Thursday, May 1, 2008

Stanford Economics .... Good?

I'm an Economics major at Stanford.The department definitely graduates more than 20 to 30 students each year. It's now more than a hundred per year. Economics is one of the most popular majors at Stanford.The students in the department are pretty diverse. Some are purely interested in Economics and are looking to pursue PhDs. A big chunk are interested in finance (investment banking, sales and trading). Some are interested in consulting. Some are "techie" students who didn't want to do engineering problem sets 24/7. A good number of students do something in addition to Economics: a double major, a coterm (masters degree), a minor, etc.The department is famous for its rigid and inflexible nature. There are rules you have to follow and they almost never make any exceptions. The curriculum is very sequential, meaning you have to take class A, B, C, and D before taking E. Exams are only offered once, no rescheduling allowed. This is very different than pretty much the rest of stanford, which is very laid back and loose in enforcing the rules and regulations.Most classes are curved to a B. The class offerings are pretty wide, with about 20 classes offered each quarter. The focus is more MICRO than MACRO, and the department has become MUCH MORE MATHY than it used to be. It's still not as quantitative as MIT, but much more than your regular ivy league economics program.The program is 80 units, which translates to 16 classes. The core (math heavy) is 7 classes. The rest is up to you. They are a good of number of non-quantitative classes (history economics, marketing economics, policy analysis, poverty, etc.) to boost up your major GPA if you didn't do well in the core.Classes are big.
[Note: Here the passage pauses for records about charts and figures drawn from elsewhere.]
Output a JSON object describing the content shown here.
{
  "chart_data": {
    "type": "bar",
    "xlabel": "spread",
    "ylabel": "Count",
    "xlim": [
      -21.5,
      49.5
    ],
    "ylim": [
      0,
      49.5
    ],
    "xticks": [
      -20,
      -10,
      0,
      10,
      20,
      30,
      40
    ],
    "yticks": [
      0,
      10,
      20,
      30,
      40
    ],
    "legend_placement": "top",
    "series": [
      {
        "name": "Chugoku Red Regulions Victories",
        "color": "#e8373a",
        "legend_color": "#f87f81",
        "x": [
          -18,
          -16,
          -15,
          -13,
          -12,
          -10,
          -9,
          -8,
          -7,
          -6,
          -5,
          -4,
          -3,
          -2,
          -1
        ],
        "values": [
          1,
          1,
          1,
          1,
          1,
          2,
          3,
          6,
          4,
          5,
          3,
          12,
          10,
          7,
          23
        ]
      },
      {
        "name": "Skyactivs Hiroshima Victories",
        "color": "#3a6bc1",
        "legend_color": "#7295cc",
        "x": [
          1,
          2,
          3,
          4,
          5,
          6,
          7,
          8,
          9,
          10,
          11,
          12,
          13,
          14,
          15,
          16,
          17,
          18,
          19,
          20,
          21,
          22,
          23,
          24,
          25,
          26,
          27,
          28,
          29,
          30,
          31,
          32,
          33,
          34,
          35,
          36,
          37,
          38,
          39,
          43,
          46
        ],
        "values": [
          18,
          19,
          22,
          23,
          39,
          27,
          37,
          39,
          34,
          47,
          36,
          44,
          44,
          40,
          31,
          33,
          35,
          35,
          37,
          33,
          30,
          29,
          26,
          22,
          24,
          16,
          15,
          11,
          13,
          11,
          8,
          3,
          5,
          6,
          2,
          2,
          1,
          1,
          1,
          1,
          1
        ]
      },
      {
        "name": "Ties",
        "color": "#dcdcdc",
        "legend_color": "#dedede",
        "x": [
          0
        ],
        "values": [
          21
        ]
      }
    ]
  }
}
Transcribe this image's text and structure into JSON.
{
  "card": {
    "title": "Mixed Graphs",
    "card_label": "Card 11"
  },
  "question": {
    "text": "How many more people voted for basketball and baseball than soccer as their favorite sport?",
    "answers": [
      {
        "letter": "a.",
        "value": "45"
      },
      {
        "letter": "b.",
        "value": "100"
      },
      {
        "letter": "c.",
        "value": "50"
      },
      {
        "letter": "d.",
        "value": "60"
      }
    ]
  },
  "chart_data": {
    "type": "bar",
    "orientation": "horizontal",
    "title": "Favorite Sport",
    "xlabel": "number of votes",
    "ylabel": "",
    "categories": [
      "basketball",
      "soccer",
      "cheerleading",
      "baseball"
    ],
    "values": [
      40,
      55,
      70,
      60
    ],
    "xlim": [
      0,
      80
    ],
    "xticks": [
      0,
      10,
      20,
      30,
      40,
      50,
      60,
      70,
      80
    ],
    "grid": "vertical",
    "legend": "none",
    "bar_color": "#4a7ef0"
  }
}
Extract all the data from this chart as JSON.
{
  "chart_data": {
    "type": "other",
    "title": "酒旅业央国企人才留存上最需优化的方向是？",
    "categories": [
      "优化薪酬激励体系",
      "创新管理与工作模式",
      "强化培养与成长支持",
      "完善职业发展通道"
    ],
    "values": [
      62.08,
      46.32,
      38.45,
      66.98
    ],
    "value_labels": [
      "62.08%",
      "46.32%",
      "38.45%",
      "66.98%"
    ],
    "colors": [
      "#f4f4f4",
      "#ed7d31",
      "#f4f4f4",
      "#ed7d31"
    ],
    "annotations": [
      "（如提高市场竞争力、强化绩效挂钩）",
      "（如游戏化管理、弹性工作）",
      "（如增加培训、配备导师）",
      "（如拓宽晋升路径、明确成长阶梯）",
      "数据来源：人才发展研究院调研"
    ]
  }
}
Expect anywhere between 75-200 students in the core classes. Upper level elective get anywhere between 30-100 students.I don't know much about the research opportunities for undergrads, as I am not looking to do an Econ PhD. But I do know a good bunch of people who have obtained summer research grants, access to faculty, etc.Summary: if you like economics, don't mind following rules and having a well-thought out plan of your 4 years education, are good with math and don't care about big class sizes, then Stanford Econ is one of the best places for you!